Should contested scrums make a rugby league comeback?

Correspondent

Following the news from the NRL this week, where Sam Tomkins picked the ball up from a contested scrum like an old fashioned loose forward to score a try, an interesting conversation about contested scrums returning to the game has started to buzz around rugby league circles.

The NRL have also reminded clubs that packs can shove in the scrum, as long as the referee deems it safe.

“The rule is that it is permissible for forwards to push once a scrum has been correctly formed but if it moves appreciable distance to disadvantage of any one team before the ball is put in then the referee shall order the scrum to be reformed in its original position,” an NRL spokesman said.

“However, the practical application which is used by NRL referees is that both sides need to be bound and the ball put in and they can push.”

That is a welcome clarification of the rules. After the Parramatta Eels pack was destroyed by the New Zealand Warriors scrum for Tomkins’ try, they and other teams will certainly be maintaining closer concentration at scrum time.

For ‘proper’ scrums to return, though, there would might well be some alterations to how current positions on the field operate.

It is doubtful if many of the current crop of hookers would fancy striking for the ball in the middle of the front row. So would the loose forward, where the hooker packs down after all these days, become the new dummy half?

Loose forwards are often the people who pack down at hooker these days anyway, at least for attacking scrums, so that the dummy half can pass the ball cleanly off the floor at the rear of the scrum.

A scrum is there to give outside backs more room to work attacking moves. It is meant to be a sort of halfway house on the way to a full penalty.

What tends to happen more often, however, is that forwards stand in the back line, and we end up with a simple one-out run, just as we would get from a standard play-the-ball.

It often strikes me that this is an opportunity lost by coaches and halfbacks to work some interesting and effective moves with the extra space available. Perhaps the mantra of speed at all costs has left creative thinking a little lacking.

But before we start dreaming of the halcyon days of packs shoving each other around, we also need to consider some other issues.

Contested scrums sap the energy of players. While rugby union props may well be a figure of ridicule for many of us, their specialist fitness and strength is tailored to their role as scrummagers. While some union props can actually catch, pass and run with the ball, the scrum saps so much energy, and requires so much strength, that they rarely get the chance to show any skills at all.

It is also worth remembering what scrums had become by the late 80s and early 90s, before refereeing interpretations helped to de-power them. Check out any old game from that era on Youtube, and you can see that the scrums often degenerate into violent heaps of players trying to inflict as much pain on each other as they can.
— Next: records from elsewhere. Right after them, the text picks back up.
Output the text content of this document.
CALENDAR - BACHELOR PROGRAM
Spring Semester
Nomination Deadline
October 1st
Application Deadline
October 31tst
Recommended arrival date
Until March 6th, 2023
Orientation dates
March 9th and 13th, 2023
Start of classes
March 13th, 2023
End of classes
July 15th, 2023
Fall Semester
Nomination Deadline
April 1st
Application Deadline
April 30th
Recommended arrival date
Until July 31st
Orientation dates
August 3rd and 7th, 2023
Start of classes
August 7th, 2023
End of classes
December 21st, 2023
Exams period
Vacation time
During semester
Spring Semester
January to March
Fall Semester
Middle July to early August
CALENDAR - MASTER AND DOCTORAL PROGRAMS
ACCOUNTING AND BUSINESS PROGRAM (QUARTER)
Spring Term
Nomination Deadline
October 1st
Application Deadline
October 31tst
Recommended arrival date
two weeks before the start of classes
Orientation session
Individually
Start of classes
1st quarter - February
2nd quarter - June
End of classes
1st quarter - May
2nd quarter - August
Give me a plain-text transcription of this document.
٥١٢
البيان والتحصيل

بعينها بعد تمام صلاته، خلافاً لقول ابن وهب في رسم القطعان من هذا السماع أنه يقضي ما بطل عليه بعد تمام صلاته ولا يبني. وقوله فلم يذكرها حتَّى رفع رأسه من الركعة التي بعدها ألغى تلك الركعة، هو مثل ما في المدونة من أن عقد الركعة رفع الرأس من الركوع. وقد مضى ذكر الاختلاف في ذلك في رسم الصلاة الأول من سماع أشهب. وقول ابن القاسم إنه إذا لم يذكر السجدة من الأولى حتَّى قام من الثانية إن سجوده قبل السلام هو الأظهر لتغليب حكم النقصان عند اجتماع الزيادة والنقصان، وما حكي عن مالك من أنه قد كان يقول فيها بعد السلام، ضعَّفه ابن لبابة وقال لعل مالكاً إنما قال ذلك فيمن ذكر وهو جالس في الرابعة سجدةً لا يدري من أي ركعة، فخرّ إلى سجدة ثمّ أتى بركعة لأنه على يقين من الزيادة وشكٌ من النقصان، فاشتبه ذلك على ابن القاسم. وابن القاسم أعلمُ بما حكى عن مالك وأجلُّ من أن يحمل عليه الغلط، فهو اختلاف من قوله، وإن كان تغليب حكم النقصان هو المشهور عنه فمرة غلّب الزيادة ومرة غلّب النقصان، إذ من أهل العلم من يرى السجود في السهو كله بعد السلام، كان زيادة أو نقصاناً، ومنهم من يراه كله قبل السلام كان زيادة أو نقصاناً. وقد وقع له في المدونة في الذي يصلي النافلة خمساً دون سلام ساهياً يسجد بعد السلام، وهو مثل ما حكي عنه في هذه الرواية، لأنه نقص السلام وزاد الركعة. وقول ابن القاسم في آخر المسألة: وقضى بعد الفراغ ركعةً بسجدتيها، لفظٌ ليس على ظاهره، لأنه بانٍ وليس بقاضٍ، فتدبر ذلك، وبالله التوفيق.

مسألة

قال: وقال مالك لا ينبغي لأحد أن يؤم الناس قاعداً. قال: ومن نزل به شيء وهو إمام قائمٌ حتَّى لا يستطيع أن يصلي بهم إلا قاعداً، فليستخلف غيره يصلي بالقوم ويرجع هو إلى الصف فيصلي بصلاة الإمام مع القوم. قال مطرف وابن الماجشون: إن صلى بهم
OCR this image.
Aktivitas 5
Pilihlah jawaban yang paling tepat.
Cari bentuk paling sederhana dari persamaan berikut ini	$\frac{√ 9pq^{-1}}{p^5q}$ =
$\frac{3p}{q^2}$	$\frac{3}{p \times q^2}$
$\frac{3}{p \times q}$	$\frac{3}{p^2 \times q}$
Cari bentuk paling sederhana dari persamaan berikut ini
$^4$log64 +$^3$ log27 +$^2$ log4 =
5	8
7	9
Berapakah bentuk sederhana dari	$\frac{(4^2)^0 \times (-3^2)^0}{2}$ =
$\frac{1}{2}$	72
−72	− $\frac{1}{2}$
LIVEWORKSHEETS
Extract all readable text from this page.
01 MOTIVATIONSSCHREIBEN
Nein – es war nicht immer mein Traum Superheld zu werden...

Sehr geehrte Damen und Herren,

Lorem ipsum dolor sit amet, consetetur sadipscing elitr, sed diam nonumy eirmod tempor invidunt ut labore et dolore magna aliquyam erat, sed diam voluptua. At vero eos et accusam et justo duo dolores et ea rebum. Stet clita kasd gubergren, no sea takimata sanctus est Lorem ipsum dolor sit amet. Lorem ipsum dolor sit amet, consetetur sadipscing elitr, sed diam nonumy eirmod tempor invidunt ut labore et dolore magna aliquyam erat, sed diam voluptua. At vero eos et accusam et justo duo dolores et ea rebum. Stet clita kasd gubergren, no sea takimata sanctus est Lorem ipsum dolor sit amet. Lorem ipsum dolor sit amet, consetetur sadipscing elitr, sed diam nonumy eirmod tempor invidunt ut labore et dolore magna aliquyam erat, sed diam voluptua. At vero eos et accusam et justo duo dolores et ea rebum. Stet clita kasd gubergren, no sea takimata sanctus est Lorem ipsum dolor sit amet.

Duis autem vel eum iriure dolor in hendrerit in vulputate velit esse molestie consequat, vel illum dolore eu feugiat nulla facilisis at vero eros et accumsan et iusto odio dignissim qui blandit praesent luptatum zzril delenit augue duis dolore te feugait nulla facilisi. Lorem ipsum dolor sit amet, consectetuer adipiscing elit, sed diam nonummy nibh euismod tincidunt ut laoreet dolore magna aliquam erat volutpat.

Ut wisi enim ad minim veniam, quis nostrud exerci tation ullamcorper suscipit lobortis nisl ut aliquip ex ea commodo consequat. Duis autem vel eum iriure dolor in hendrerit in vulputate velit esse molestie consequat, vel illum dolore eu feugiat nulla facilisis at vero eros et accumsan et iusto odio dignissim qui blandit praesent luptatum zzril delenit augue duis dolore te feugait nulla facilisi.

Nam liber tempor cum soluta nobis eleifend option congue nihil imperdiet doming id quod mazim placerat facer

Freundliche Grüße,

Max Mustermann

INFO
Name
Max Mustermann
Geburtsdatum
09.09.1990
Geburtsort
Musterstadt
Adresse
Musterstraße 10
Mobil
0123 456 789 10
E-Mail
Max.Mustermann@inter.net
The ball was often thrown in at almost waist height by the scrumhalf, who would then have to scuttle back ten yards to flop on the ball which had been ‘hooked’ out of the back of the scrum. It was unedifying, and actually handed a disadvantage to the team with head and feed.

There are more issues the the deeper one digs with scrums. Safety being a major one.

If contested scrums make a return, how will modern players, who have, in all likelihood, never learned to scrummage, cope?

Proper binding and setting of a scrum can take ages. Will modern crowds tolerate that?

Players are certainly big and strong enough to handle scrummaging these days, but will they see learning proper technique as important enough to practice?

It might well be worth keeping an eye on how scrums develop over the next few months. With a little more original thinking, they might well become a platform for attacking play once more.

Part of rugby league’s appeal is its simplicity. It is pure rugby when compared to the reliance on set pieces and technique which we see in the other code.

Bring back too much raw push and shove and we could be opening a can of worms which we just do not need.

As a means of keeping teams ‘honest’, however, maybe the occasional shove, like the Warriors managed against the Eels this weekend, can be a nice variation.